Optimal and parameter-free gradient minimization methods for convex and nonconvex optimization

We propose novel optimal and parameter-free algorithms for computing an approximate solution with small (projected) gradient norm. Specifically, for computing an approximate solution such that the norm of its (projected) gradient does not exceed $\varepsilon$, we obtain the following results: a) for the convex case, the total number of gradient evaluations is bounded by $O(1)\sqrt{L\|x_0 - x^*\|/\varepsilon}$, where $L$ is the Lipschitz constant of the gradient and $x^*$ is any optimal solution; b) for the strongly convex case, the total number of gradient evaluations is bounded by $O(1)\sqrt{L/\mu}\log(\|\nabla f(x_0)\|/\epsilon)$, where $\mu$ is the strong convexity modulus; and c) for the nonconvex case, the total number of gradient evaluations is bounded by $O(1)\sqrt{Ll}(f(x_0) - f(x^*))/\varepsilon^2$, where $l$ is the lower curvature constant. Our complexity results match the lower complexity bounds of the convex and strongly cases, and achieve the above best-known complexity bound for the nonconvex case for the first time in the literature. Our results can also be extended to problems with constraints and composite objectives. Moreover, for all the convex, strongly convex, and nonconvex cases, we propose parameter-free algorithms that do not require the input of any problem parameters or the convexity status of the problem. To the best of our knowledge, there do not exist such parameter-free methods before especially for the strongly convex and nonconvex cases. Since most regularity conditions (e.g., strong convexity and lower curvature) are imposed over a global scope, the corresponding problem parameters are notoriously difficult to estimate. However, gradient norm minimization equips us with a convenient tool to monitor the progress of algorithms and thus the ability to estimate such parameters in-situ.

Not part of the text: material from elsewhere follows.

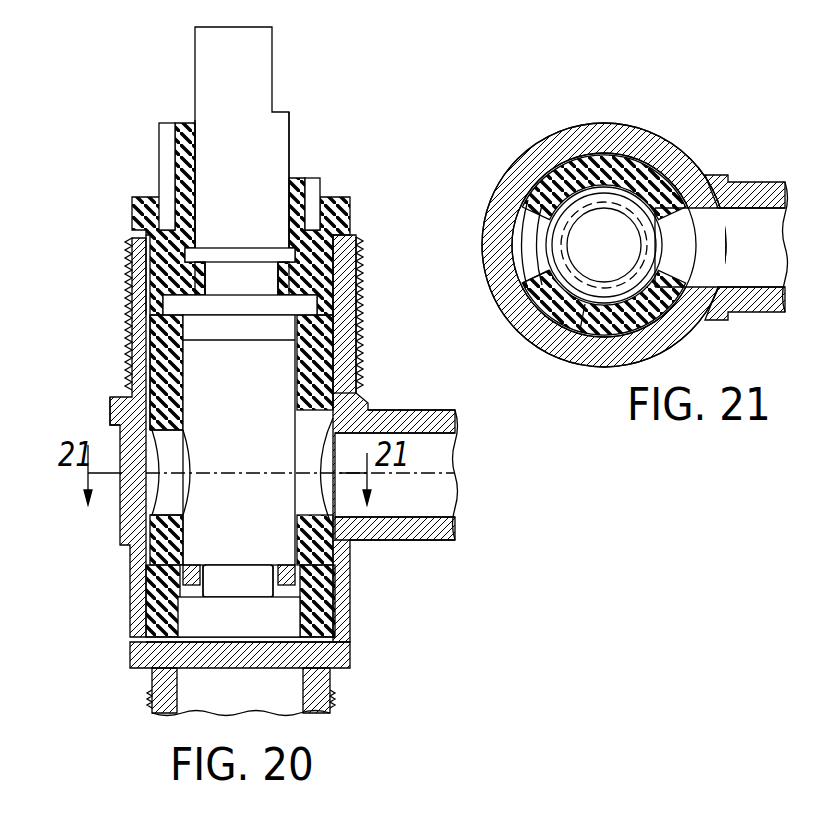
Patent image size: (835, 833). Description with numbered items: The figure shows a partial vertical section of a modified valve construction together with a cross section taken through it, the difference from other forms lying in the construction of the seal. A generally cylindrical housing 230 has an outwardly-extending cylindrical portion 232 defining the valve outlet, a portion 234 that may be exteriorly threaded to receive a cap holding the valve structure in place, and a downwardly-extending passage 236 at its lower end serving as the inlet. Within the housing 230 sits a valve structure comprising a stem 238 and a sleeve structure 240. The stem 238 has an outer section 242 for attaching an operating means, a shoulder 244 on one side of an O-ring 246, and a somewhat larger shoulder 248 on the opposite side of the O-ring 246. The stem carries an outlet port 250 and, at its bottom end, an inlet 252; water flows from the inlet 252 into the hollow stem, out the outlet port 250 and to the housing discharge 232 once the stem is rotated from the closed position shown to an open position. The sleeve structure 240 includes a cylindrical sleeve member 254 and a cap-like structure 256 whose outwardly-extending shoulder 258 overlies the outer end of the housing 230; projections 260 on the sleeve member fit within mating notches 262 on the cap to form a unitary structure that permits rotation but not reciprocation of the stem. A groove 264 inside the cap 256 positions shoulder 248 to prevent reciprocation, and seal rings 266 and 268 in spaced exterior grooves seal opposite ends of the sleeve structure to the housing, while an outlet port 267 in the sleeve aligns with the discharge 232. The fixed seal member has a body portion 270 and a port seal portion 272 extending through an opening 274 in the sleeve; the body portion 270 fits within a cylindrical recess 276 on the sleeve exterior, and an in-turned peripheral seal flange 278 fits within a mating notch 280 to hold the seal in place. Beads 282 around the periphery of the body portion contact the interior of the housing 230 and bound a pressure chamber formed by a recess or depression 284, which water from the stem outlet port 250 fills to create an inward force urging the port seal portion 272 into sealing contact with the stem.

翻译：我们提出了新颖的最优且无参数的算法，用于计算具有小（投影）梯度范数的近似解。具体而言，为了计算一个其（投影）梯度范数不超过 $\varepsilon$ 的近似解，我们获得了以下结果：a) 对于凸情形，梯度评估的总次数以 $O(1)\sqrt{L\|x_0 - x^*\|/\varepsilon}$ 为界，其中 $L$ 是梯度的 Lipschitz 常数，$x^*$ 是任意最优解；b) 对于强凸情形，梯度评估的总次数以 $O(1)\sqrt{L/\mu}\log(\|\nabla f(x_0)\|/\epsilon)$ 为界，其中 $\mu$ 是强凸性模量；c) 对于非凸情形，梯度评估的总次数以 $O(1)\sqrt{Ll}(f(x_0) - f(x^*))/\varepsilon^2$ 为界，其中 $l$ 是下曲率常数。我们的复杂度结果与凸情形和强凸情形的下复杂度界相匹配，并且首次在文献中实现了上述非凸情形的最佳已知复杂度界。我们的结果也可以扩展到具有约束和复合目标的问题。此外，对于所有凸、强凸和非凸情形，我们提出了无参数算法，这些算法不需要输入任何问题参数或问题的凸性状态。据我们所知，以前不存在这样的无参数方法，特别是对于强凸和非凸情形。由于大多数正则性条件（例如，强凸性和下曲率）是在全局范围内施加的，相应的问题参数 notoriously 难以估计。然而，梯度范数最小化为我们提供了一个方便的工具来监控算法的进展，从而具备了原位估计这些参数的能力。